Il decreto prevede che la maxi aliquota della detrazione fiscale al 110% si applica anche a tutti gli altri interventi di efficientamento energetico previsti attualmente, a condizione che siano eseguiti congiuntamente ad almeno uno degli interventi di cui sopra, il cappotto termico dell’edificio o la sostituzione della caldaia tradizionale con una caldaia a condensazione o a pompe di calore. Cosa significa nello specifico?

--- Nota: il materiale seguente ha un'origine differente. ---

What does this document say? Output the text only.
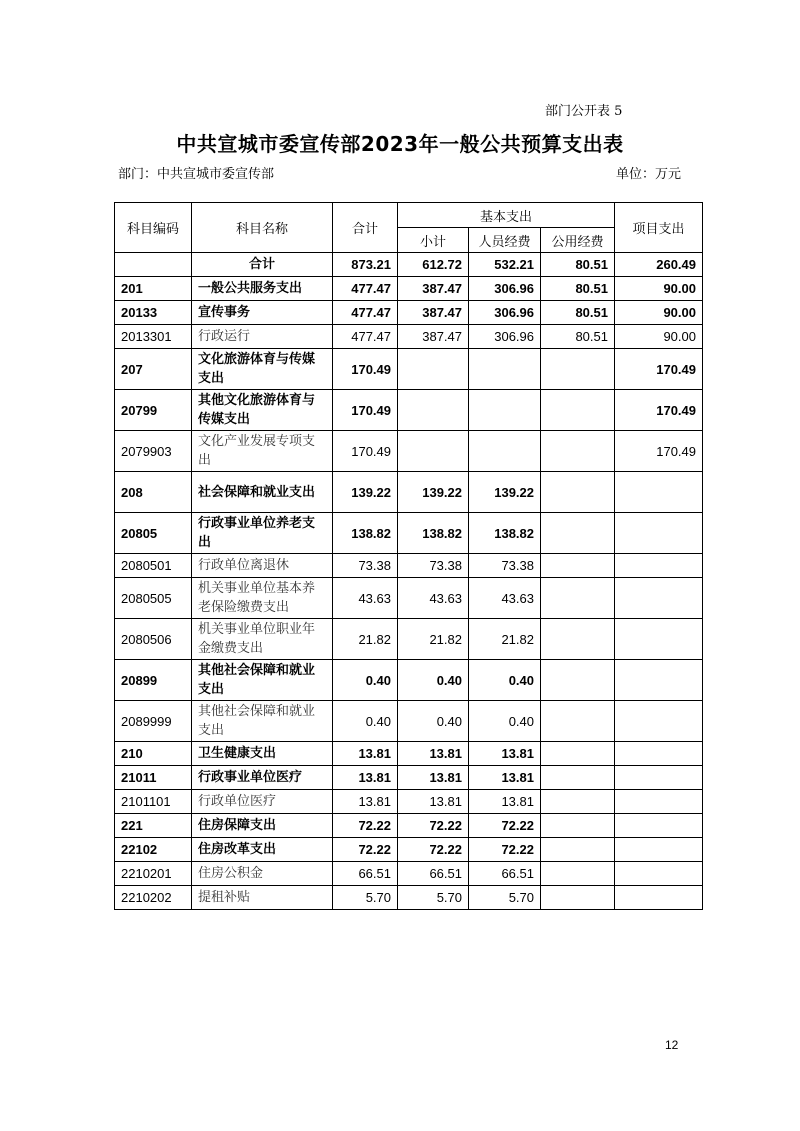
部门公开表 5
中共宣城市委宣传部2023年一般公共预算支出表
部门：中共宣城市委宣传部	单位：万元
科目编码	科目名称	合计	基本支出			项目支出
			小计	人员经费	公用经费	
	合计	873.21	612.72	532.21	80.51	260.49
201	一般公共服务支出	477.47	387.47	306.96	80.51	90.00
20133	宣传事务	477.47	387.47	306.96	80.51	90.00
2013301	行政运行	477.47	387.47	306.96	80.51	90.00
207	文化旅游体育与传媒支出	170.49				170.49
20799	其他文化旅游体育与传媒支出	170.49				170.49
2079903	文化产业发展专项支出	170.49				170.49
208	社会保障和就业支出	139.22	139.22	139.22		
20805	行政事业单位养老支出	138.82	138.82	138.82		
2080501	行政单位离退休	73.38	73.38	73.38		
2080505	机关事业单位基本养老保险缴费支出	43.63	43.63	43.63		
2080506	机关事业单位职业年金缴费支出	21.82	21.82	21.82		
20899	其他社会保障和就业支出	0.40	0.40	0.40		
2089999	其他社会保障和就业支出	0.40	0.40	0.40		
210	卫生健康支出	13.81	13.81	13.81		
21011	行政事业单位医疗	13.81	13.81	13.81		
2101101	行政单位医疗	13.81	13.81	13.81		
221	住房保障支出	72.22	72.22	72.22		
22102	住房改革支出	72.22	72.22	72.22		
2210201	住房公积金	66.51	66.51	66.51		
2210202	提租补贴	5.70	5.70	5.70		
12
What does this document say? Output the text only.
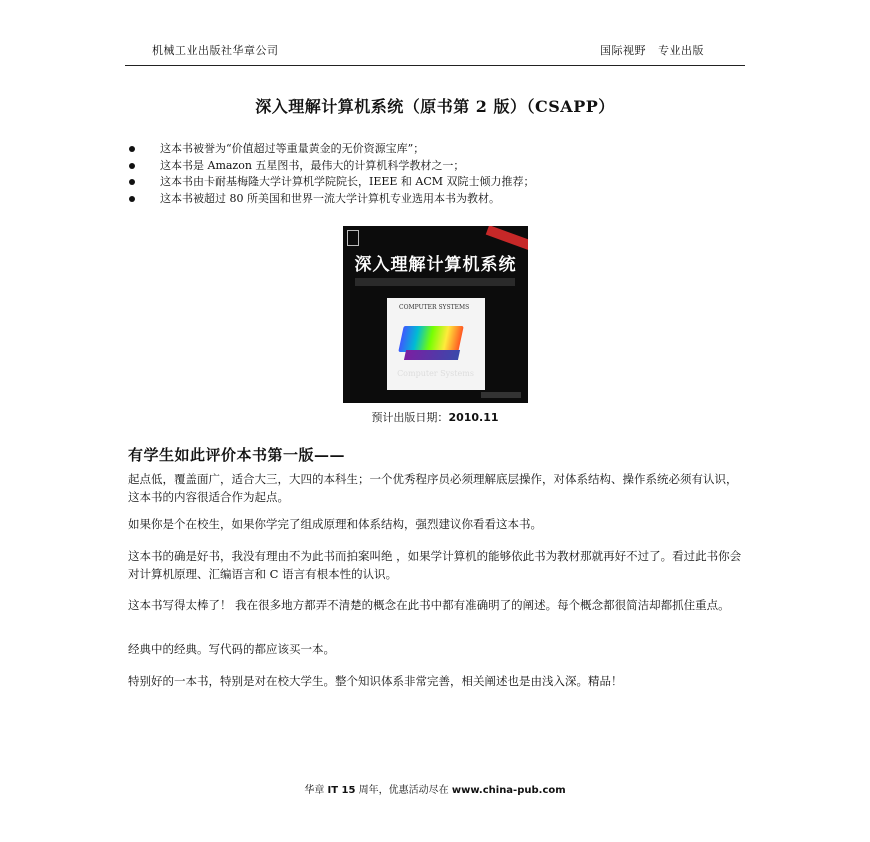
机械工业出版社华章公司	国际视野 专业出版
深入理解计算机系统（原书第 2 版）（CSAPP）
这本书被誉为“价值超过等重量黄金的无价资源宝库”；
这本书是 Amazon 五星图书，最伟大的计算机科学教材之一；
这本书由卡耐基梅隆大学计算机学院院长，IEEE 和 ACM 双院士倾力推荐；
这本书被超过 80 所美国和世界一流大学计算机专业选用本书为教材。
深入理解计算机系统
COMPUTER SYSTEMS
Computer Systems
预计出版日期：2010.11
有学生如此评价本书第一版——

起点低，覆盖面广，适合大三，大四的本科生；一个优秀程序员必须理解底层操作，对体系结构、操作系统必须有认识，这本书的内容很适合作为起点。

如果你是个在校生，如果你学完了组成原理和体系结构，强烈建议你看看这本书。

这本书的确是好书，我没有理由不为此书而拍案叫绝 ，如果学计算机的能够依此书为教材那就再好不过了。看过此书你会对计算机原理、汇编语言和 C 语言有根本性的认识。

这本书写得太棒了！ 我在很多地方都弄不清楚的概念在此书中都有准确明了的阐述。每个概念都很简洁却都抓住重点。

经典中的经典。写代码的都应该买一本。

特别好的一本书，特别是对在校大学生。整个知识体系非常完善，相关阐述也是由浅入深。精品！

华章 IT 15 周年，优惠活动尽在 www.china-pub.com
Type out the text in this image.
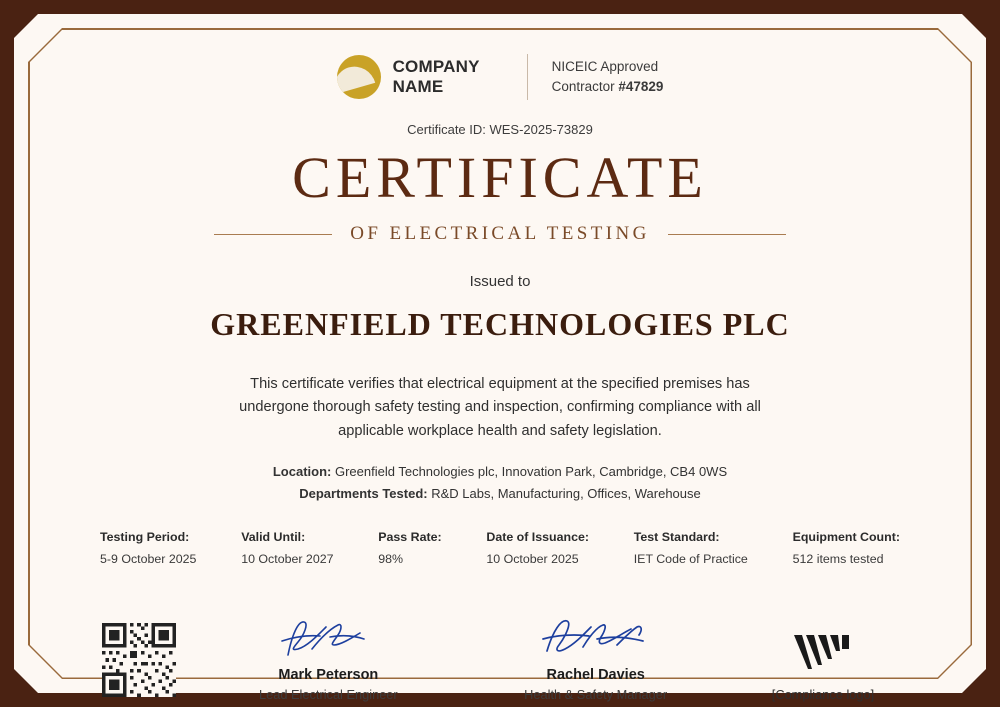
COMPANY NAME
NICEIC Approved
Contractor #47829
Certificate ID: WES-2025-73829
CERTIFICATE
OF ELECTRICAL TESTING
Issued to
GREENFIELD TECHNOLOGIES PLC
This certificate verifies that electrical equipment at the specified premises has undergone thorough safety testing and inspection, confirming compliance with all applicable workplace health and safety legislation.
Location: Greenfield Technologies plc, Innovation Park, Cambridge, CB4 0WS
Departments Tested: R&D Labs, Manufacturing, Offices, Warehouse
Testing Period:
5-9 October 2025
Valid Until:
10 October 2027
Pass Rate:
98%
Date of Issuance:
10 October 2025
Test Standard:
IET Code of Practice
Equipment Count:
512 items tested
Mark Peterson
Lead Electrical Engineer
Rachel Davies
Health & Safety Manager	[Compliance logo]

Che ad esempio se si procede a realizzare il cappotto termico per cui si ha diritto al bonus al 110% e contestualmente si cambiano le finestre, anche quest’ultimo lavoro godrà della detrazione al 110

Nel novero degli interventi che possono essere realizzati fruendo del bonus al 110%, oltre a tutti gli interventi già ricompresi nell’ecobonus al 50 e 65%, vi sono anche:

  • l’istallazione di impianti solari fotovoltaici connessi alla rete elettrica (detrazione possibile fino ad un ammontare delle spese non superiore a 48mila euro)
  • installazione di sistemi di accumulo di energia integrati negli stessi pannelli solari  nel limite di spesa di 1000 euro per ogni kWh di capacità di accumulo del sistema di accumulo. In questi ultimi due casi per avere la detrazione occorre cedere in favore del GSE l’energia non auto- consumata
  • l’installazione di colonnine per la ricarica delle batterie delle auto elettriche negli edifici.

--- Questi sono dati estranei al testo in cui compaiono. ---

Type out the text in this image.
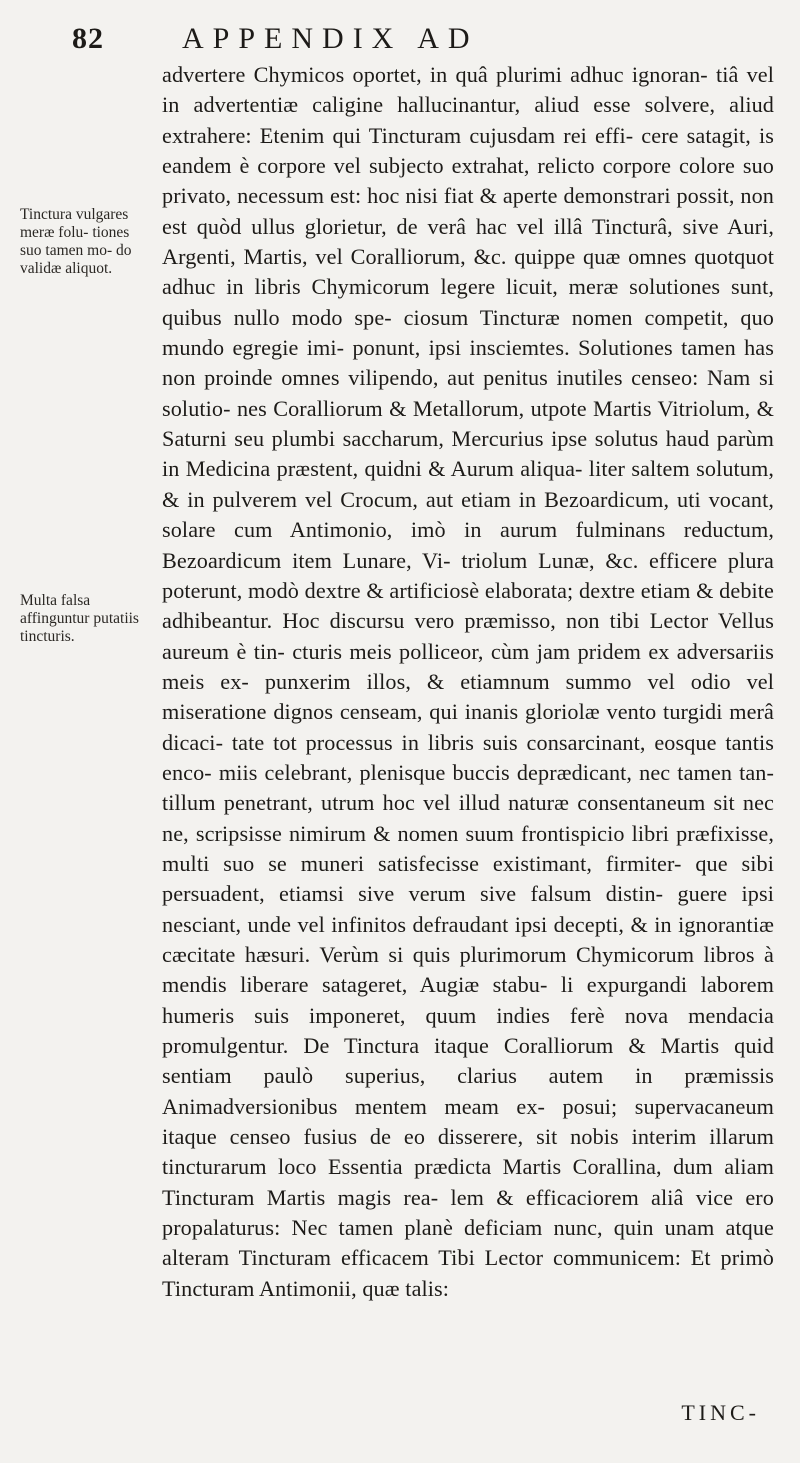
82	APPENDIX AD
Tinctura vulgares meræ folu- tiones suo tamen mo- do validæ aliquot.
Multa falsa affinguntur putatiis tincturis.

advertere Chymicos oportet, in quâ plurimi adhuc ignoran- tiâ vel in advertentiæ caligine hallucinantur, aliud esse solvere, aliud extrahere: Etenim qui Tincturam cujusdam rei effi- cere satagit, is eandem è corpore vel subjecto extrahat, relicto corpore colore suo privato, necessum est: hoc nisi fiat & aperte demonstrari possit, non est quòd ullus glorietur, de verâ hac vel illâ Tincturâ, sive Auri, Argenti, Martis, vel Coralliorum, &c. quippe quæ omnes quotquot adhuc in libris Chymicorum legere licuit, meræ solutiones sunt, quibus nullo modo spe- ciosum Tincturæ nomen competit, quo mundo egregie imi- ponunt, ipsi insciemtes. Solutiones tamen has non proinde omnes vilipendo, aut penitus inutiles censeo: Nam si solutio- nes Coralliorum & Metallorum, utpote Martis Vitriolum, & Saturni seu plumbi saccharum, Mercurius ipse solutus haud parùm in Medicina præstent, quidni & Aurum aliqua- liter saltem solutum, & in pulverem vel Crocum, aut etiam in Bezoardicum, uti vocant, solare cum Antimonio, imò in aurum fulminans reductum, Bezoardicum item Lunare, Vi- triolum Lunæ, &c. efficere plura poterunt, modò dextre & artificiosè elaborata; dextre etiam & debite adhibeantur. Hoc discursu vero præmisso, non tibi Lector Vellus aureum è tin- cturis meis polliceor, cùm jam pridem ex adversariis meis ex- punxerim illos, & etiamnum summo vel odio vel miseratione dignos censeam, qui inanis gloriolæ vento turgidi merâ dicaci- tate tot processus in libris suis consarcinant, eosque tantis enco- miis celebrant, plenisque buccis deprædicant, nec tamen tan- tillum penetrant, utrum hoc vel illud naturæ consentaneum sit nec ne, scripsisse nimirum & nomen suum frontispicio libri præfixisse, multi suo se muneri satisfecisse existimant, firmiter- que sibi persuadent, etiamsi sive verum sive falsum distin- guere ipsi nesciant, unde vel infinitos defraudant ipsi decepti, & in ignorantiæ cæcitate hæsuri. Verùm si quis plurimorum Chymicorum libros à mendis liberare satageret, Augiæ stabu- li expurgandi laborem humeris suis imponeret, quum indies ferè nova mendacia promulgentur. De Tinctura itaque Coralliorum & Martis quid sentiam paulò superius, clarius autem in præmissis Animadversionibus mentem meam ex- posui; supervacaneum itaque censeo fusius de eo disserere, sit nobis interim illarum tincturarum loco Essentia prædicta Martis Corallina, dum aliam Tincturam Martis magis rea- lem & efficaciorem aliâ vice ero propalaturus: Nec tamen planè deficiam nunc, quin unam atque alteram Tincturam efficacem Tibi Lector communicem: Et primò Tincturam Antimonii, quæ talis:

TINC-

Tutti questi lavori però, è bene sottolinearlo, per godere del Superbonus, devono essere realizzati congiuntamente a quelli trainanti, quindi solo se si esegue anche il cappotto termico o si installa la caldaia nuova. Resta sempre la possibilità di realizzare i lavori fruendo dell’attuale ecobonus al 65% o al 50%.

Tutti i lavori inoltre devono produrre un miglioramento di due classi energetiche ovvero, se non possibile, il conseguimento della classe energetica più alta da dimostrare mediante l’attestato di prestazione energetica.

Il Superbonus per la sicurezza sismica degli edifici

Ma non solo ecobonus. Hanno accesso allo sconto del 110% anche gli interventi di messa in sicurezza degli immobili per cui si può fruire del sismabonus, se realizzati tra il 1° luglio 2002 e il 31 dicembre 2021.  Lo sconto scenderà al 90% in caso di cessione del corrispondente credito ad un’impresa di assicurazione e di contestuale stipula di una polizza che copre il rischio di eventi calamitosi.

Detrazione, cessione o sconto in fattura?

Il Decreto conferma la possibilità per il contribuente di optare, in luogo della detrazione, ad un contributo sotto forma di sconto in fattura da parte del fornitore, che potrà recuperarlo a sua volta sotto forma di credito di imposta cedibile ad altri soggetti, comprese banche e intermediari finanziari, ovvero per la trasformazione in un credito di imposta.

Per poter optare per la cessione o lo sconto, il contribuente deve chiedere il visto di conformità sulla dichiarazione dei redditi e l’opzione andrà comunicata in via telematica all’Agenzia delle Entrate. Per le istruzioni dettagliate si attendono i chiarimenti della stessa Agenzia. Infine il decreto prevede che i tecnici abilitati e i professioni incaricati del progetto che rilasceranno attestazioni e asseverazioni infedeli  rischieranno una sanzione pecuniaria da un minimo di 2mila euro fino a un massimo di 15mila euro per ogni attestazione o asseverazione infedele rilasciata ai cittadini che avviino i lavori di efficientamento energetico e di messa in sicurezza degli edifici.